Nachdem Nuts die für ihn schlimmsten Tage in seinem fünf Jahre andauernden Affenleben hinter sich gebracht hatte – der Dorn in seiner Fußsohle hatte eine Entzündung hervorgerufen, die Schmerzen waren allgegenwärtig und es drehte sich schon alles um ihn herum – traf er durch Zufall auf den Käse.
Das Bild, das sich Nuts darbot, löste angstbebende Gefühle in ihm aus.
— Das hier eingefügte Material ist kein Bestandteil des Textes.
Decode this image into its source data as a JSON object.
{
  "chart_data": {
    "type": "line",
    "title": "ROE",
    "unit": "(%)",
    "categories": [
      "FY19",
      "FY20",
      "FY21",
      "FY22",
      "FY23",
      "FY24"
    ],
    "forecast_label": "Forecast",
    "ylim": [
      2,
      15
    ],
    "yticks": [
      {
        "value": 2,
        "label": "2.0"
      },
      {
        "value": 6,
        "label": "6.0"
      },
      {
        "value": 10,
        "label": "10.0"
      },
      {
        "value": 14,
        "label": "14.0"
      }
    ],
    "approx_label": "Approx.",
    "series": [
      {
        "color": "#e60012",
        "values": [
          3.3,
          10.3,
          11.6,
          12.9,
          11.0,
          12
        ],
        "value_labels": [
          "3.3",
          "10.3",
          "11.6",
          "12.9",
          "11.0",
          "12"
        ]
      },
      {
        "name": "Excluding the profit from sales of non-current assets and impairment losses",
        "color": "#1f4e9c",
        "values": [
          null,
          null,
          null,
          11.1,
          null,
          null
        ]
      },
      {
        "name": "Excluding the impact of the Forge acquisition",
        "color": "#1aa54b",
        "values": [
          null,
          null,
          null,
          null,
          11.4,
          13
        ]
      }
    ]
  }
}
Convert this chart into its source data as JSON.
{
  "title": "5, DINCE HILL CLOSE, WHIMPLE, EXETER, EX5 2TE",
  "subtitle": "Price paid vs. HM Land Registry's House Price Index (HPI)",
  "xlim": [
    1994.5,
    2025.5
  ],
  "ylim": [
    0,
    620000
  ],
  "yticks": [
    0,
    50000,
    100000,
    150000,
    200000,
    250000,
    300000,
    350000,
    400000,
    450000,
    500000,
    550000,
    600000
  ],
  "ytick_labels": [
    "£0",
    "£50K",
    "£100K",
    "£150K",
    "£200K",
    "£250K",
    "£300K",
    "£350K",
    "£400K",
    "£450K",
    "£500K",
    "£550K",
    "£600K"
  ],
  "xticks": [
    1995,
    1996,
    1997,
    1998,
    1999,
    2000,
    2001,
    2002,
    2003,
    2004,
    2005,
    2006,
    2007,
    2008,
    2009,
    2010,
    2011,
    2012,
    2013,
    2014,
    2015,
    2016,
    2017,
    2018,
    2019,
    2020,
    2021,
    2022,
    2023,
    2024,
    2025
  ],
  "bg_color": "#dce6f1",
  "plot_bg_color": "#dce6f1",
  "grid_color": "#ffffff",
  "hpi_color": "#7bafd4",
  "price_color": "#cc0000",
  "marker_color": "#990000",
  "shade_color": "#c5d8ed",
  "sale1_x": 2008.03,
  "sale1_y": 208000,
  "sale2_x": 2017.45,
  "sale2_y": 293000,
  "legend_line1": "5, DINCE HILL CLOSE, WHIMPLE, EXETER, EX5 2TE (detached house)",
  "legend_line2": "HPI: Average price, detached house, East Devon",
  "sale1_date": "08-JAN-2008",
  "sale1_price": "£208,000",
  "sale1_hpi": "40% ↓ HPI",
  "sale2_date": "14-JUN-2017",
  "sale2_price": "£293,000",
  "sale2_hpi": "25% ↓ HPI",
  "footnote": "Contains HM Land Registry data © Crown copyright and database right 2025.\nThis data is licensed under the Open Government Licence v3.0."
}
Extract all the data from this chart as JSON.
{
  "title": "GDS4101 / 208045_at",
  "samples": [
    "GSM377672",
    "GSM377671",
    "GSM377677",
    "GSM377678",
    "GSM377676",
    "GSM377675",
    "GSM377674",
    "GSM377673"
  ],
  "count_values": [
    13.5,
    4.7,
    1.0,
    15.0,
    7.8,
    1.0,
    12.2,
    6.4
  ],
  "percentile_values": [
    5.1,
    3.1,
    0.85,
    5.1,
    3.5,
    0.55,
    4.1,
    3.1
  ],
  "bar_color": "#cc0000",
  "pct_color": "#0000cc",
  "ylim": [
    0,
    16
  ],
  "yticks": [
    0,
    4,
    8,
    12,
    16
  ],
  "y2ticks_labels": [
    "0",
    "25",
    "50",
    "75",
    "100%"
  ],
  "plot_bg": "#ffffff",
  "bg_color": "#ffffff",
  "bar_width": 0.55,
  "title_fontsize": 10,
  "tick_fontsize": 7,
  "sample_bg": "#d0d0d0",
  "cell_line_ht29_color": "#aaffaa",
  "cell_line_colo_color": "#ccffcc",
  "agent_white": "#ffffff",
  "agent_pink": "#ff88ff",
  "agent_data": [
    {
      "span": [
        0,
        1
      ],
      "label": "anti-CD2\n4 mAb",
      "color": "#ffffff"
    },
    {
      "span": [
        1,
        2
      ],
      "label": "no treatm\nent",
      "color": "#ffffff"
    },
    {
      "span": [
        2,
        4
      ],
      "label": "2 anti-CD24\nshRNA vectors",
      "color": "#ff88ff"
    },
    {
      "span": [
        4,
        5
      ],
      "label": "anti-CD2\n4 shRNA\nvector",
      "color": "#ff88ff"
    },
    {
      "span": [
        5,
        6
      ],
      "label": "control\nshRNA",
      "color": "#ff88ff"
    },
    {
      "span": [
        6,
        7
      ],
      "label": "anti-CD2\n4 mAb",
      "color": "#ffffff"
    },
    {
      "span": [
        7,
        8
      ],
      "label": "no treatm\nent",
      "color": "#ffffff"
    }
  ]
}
Der Käse existierte nicht mehr.
Die Sonne, die unerbittlich auf die Insel und somit auch auf Nuts herunterbrannte, hatte den Käse geschmolzen und ein Artgenosse leckte gerade voller Inbrunst die Überreste vom trockenen Inselboden auf. Nuts wollte zu dem anderen Affen kriechen (laufen konnte er nicht mehr), ihn anflehen, er solle ihm wenigstens die Würmer übriglassen. Er hätte Alles dafür getan.
Doch es war zu spät.
Der Andere biss ihn, ohne Vorwarnung, brutal in den Unterarm, sodass eine klaffende Wunde zurückblieb. Dann fletschte der Artgenosse die beeindruckenden Zähne und brüllte ein markerschütterndes Brüllen, um sich anschließend in aller Ruhe zurückzuziehen.
Nuts blieb röchelnd und nunmehr blutend an der Stelle liegen, wo einmal das stinkende Käsestück gelegen hatte. Er konnte den Käse noch riechen, obgleich es ihn nicht mehr gab. Keine Nuss der Welt würde jemals so angenehm duften!
Nuts hielt nur noch wenige Stunden durch, ehe er erbärmlich verendete.